- Petra Pinn, from a 1986 book
- Born: Petra Fitzalieu Pinn February 9, 1881 Zanesville, Ohio, US
- Died: February 21, 1958 (aged 77) Xenia, Ohio, US
- Other names: Petra F. Walker (during marriage 1911-1913)
- Occupations: Nurse, hospital administrator
- Known for: President of the National Association of Colored Graduate Nurses (1923–1924)

= Petra Pinn =

American nurse (1881–1958)

Petra Fitzalieu Pinn (February 9, 1881 – February 21, 1958) was an American nurse and hospital administrator, and president of the National Association of Colored Graduate Nurses (NACGN) in 1923 and 1924.

== Early life ==
Petra Pinn was born in Zanesville, Ohio, the daughter of William H. Pinn and Mary Elizabeth (Lizzie) Hicks Pinn. Her father was born in 1840, enslaved on a plantation in Warrenton, Virginia; in adulthood, he worked at a glass factory and was a policeman in Ohio.

Pinn trained as a nurse at the Tuskegee Institute, graduating in 1906, and was founder and president of the nursing program's alumni association.

== Career ==
Pinn began her nursing career in Montgomery, Alabama.

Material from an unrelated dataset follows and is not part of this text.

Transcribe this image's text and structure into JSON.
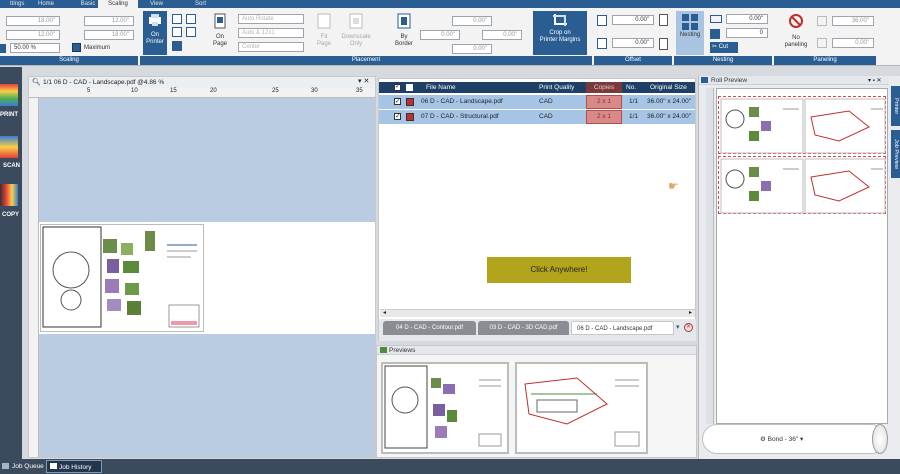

From 1909 to 1911, she served as superintendent of nurses and matron at a Red Cross sanitarium and training school in Louisville, Kentucky. She was in private nursing positions for several years, then in 1916 she moved to Palm Beach, Florida, to help open and run Pine Ridge Hospital. She moved to New York City and worked at the Seaview Hospital on Staten Island. In 1931 she sued and won a cash award from a hospital in South Carolina after a contract dispute, though the legal process dragged into 1932. In 1932, she was director of nurse training at Bethune–Cookman College.

She joined the National Association of Colored Graduate Nurses (NACGN) early in her career. She represented the NACGN at the American Nurses Association meeting in Atlanta in 1920. In 1923, she was elected president of NACGN; she resigned the presidency in 1926 for health reasons. She served as treasurer of the organization from 1929 to 1946, and won the NACGN's first Mary Mahoney Award in 1939. She retired from nursing and from NACGN in 1946.

== Personal life ==
Pinn was married in Louisville in 1911, to William D. Walker. They divorced in 1913, and she reassumed her birth name. In retirement, Pinn lived with her sister in Wilberforce, Ohio. She died at a hospital in Xenia, Ohio in 1958, after a stroke, aged 77 years.